P303. Anticardiolipin antibodies as potential serologic markers of thrombosis risk in IBD patients; a pilot study in referral IBD center
M. Crncevic Urek1, M. Majerovic1, S. Cukovic-Cavka1, L. Banfic2, R. Zadro3, M. Brinar1, N. Turk1, Z. Krznaric1, B. Vucelic1, 1Department of Internal medicine, Division of Gastroenterology and hepatology, 2Department of Cardiovascular Diseases, 3Department of laboratory diagnostics, Clinical unit for special and molecular hematology, University Hospital Center Zagreb, Zagreb, Croatia
Anticardiolipin antibodies (ACA) are important serologic markers of several autoimmune diseases, but also may be elevated in other chronic inflammatory states. Available studies vary in assessment of ACA in inflammatory bowel disease, but the true prevalence of ACA in IBD patients (pts) remains unclear. In this study we evaluated the prevalence of ACA in IBD pts with thromboembolic complications (TE), frequently associated with IBD.
The clinical background of 49 IBD patients with active disease –32 (65%) with Crohn's disease (CD) and 17 (35%) with ulcerative colitis (UC) were analysed prospectively. The diagnosis of TE was confirmed in 9 pts with color doppler ultrasound or CT angiography. Following serologic and genetic prothrombotic risk factors were evaluated in all patients: ACA IgG class (ELISA), Factor V Leiden (FVL) and prothrombin gene factor 20210A (Fll). ACA were grouped as followed: >15 – high positive level; 10–15 equivocal; <10 negative. Patients were phenotyped according to Montreal classification, and disease activity by Crohn's disease activity index (CDAI) and combined clinical and endoscopic criteria for UC patients.

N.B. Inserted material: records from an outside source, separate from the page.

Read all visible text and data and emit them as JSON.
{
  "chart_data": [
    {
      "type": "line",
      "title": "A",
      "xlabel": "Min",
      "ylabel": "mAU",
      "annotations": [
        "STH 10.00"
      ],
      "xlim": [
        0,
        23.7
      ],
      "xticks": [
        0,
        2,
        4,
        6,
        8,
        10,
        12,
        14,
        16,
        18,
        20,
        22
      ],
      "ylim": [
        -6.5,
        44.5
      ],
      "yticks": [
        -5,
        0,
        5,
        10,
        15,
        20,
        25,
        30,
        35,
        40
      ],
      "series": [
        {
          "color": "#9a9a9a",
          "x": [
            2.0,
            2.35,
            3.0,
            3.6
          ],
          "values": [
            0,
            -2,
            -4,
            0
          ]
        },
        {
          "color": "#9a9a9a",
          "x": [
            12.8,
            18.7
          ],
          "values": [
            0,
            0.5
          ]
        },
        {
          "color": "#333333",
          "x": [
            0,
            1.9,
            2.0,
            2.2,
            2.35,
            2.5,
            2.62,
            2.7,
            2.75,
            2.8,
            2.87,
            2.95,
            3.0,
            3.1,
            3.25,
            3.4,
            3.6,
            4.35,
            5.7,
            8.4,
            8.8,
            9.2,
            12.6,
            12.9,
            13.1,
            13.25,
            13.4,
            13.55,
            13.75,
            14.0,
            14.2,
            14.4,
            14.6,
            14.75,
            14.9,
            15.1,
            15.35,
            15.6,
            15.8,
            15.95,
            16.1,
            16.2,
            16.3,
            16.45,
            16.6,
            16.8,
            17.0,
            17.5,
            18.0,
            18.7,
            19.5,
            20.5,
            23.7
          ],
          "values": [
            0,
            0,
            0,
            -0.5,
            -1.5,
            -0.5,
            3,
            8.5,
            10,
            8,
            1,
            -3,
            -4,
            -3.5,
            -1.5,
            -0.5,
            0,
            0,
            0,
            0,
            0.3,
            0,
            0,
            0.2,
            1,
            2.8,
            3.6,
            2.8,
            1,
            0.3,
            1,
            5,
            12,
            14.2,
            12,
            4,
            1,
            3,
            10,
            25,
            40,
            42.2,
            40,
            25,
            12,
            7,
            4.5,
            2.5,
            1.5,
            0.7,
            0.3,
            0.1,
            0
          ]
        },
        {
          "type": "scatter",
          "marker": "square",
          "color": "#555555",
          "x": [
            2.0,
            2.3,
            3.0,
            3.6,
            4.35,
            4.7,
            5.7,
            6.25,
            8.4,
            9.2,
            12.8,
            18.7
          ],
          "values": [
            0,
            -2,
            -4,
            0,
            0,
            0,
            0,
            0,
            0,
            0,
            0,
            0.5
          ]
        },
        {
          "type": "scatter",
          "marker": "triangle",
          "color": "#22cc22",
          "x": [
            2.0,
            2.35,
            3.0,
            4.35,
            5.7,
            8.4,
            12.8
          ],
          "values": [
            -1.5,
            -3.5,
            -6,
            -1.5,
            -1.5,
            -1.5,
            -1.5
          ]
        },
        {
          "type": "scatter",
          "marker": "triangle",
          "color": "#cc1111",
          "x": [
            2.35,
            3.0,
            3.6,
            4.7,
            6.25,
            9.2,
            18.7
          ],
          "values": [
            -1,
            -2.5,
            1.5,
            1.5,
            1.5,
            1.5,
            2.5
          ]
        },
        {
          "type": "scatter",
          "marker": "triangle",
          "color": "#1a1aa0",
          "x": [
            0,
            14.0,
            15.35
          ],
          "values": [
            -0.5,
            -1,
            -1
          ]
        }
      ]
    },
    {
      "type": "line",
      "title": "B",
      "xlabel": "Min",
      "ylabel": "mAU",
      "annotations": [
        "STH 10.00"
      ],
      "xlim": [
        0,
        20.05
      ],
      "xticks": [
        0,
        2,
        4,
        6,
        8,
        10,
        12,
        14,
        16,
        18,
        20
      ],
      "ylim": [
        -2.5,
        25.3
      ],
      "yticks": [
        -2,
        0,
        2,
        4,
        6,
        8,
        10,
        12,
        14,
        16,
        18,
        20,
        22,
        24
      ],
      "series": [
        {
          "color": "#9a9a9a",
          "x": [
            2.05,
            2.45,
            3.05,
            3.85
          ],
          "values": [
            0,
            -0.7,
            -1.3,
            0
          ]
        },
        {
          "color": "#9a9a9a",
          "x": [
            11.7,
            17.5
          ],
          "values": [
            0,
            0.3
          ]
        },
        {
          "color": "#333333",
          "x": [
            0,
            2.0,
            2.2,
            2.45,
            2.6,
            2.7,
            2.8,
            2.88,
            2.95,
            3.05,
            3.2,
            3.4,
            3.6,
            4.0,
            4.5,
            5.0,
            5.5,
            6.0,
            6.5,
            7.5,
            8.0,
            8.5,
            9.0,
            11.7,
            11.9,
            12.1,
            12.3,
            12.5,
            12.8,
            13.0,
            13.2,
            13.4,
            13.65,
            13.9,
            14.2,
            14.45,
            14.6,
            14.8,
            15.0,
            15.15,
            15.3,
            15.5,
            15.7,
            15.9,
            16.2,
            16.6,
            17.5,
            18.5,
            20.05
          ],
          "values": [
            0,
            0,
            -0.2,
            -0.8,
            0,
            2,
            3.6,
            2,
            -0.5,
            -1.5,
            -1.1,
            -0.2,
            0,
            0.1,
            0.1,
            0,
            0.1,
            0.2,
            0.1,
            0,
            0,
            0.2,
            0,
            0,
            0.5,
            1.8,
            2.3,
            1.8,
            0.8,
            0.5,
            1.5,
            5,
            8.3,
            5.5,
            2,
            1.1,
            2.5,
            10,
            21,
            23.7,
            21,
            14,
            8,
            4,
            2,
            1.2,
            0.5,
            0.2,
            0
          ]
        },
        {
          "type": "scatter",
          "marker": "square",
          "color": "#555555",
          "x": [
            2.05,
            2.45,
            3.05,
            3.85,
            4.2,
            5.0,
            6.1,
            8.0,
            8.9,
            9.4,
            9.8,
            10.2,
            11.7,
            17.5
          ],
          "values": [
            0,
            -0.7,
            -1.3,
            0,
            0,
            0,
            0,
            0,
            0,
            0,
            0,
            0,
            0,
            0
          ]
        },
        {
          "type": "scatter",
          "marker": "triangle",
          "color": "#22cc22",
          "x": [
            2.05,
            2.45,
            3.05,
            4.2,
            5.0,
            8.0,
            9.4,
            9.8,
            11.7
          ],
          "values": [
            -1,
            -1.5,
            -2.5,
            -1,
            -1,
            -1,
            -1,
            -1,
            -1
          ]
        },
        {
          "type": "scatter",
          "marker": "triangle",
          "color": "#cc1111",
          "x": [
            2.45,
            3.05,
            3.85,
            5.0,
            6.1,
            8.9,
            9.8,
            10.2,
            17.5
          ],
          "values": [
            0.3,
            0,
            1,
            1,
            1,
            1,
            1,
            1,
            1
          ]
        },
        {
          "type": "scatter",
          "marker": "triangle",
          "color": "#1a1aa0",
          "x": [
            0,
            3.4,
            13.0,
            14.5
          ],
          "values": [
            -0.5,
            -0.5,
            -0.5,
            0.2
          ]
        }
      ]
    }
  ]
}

There were 9 pts (19%) with TE complications in our IBD cohort; among them 7 CD pts (2 pts L2, 4 pts L3, 1 L4) and 2 UC pts with pancolitis. Localisation of TE was as follows: deep vein leg thrombosis had 5 pts and pulmonary TE 4 pts. ACA positivity was defined with a cut off value of 10. ACA IgG was positive in 67% pts with thrombosis, meanwhile in non-thrombosis IBD group ACA was positive in 48%. The level of ACA positivity in IBD-thrombosis group were as follows: high-level positivity was found in 45% pts (3 CD pts, 1 UC patient), equivocal positivity in 22% (1 CD-L4, 1 extensive UC), 3 pts (33%) had negative ACA. In IBD non-thrombosis group (12 CD, 5 UC pts) high level positivity was found in 35% of pts, equivocal positivitiy in 12.5% (5 pts). 53% pts in IBD non-thrombosis group were ACA negative. Only one patient in IBD-thrombosis group had positive Fll. The mean age of TE in high and equivocal ACA group patients was 36 yrs.
The overall positivity of ACA in IBD thrombosis group was 67%. Thrombosis in IBD with ACA positivity was especially present in young patients with serious forms of IBD. There was no association between genetic markers of thrombophilia and risk of IBD-thrombosis. These results suggest the potential role of ACA as a prothromobtic serologic marker of thrombosis risk in IBD, and future investigation in this field should be suggested.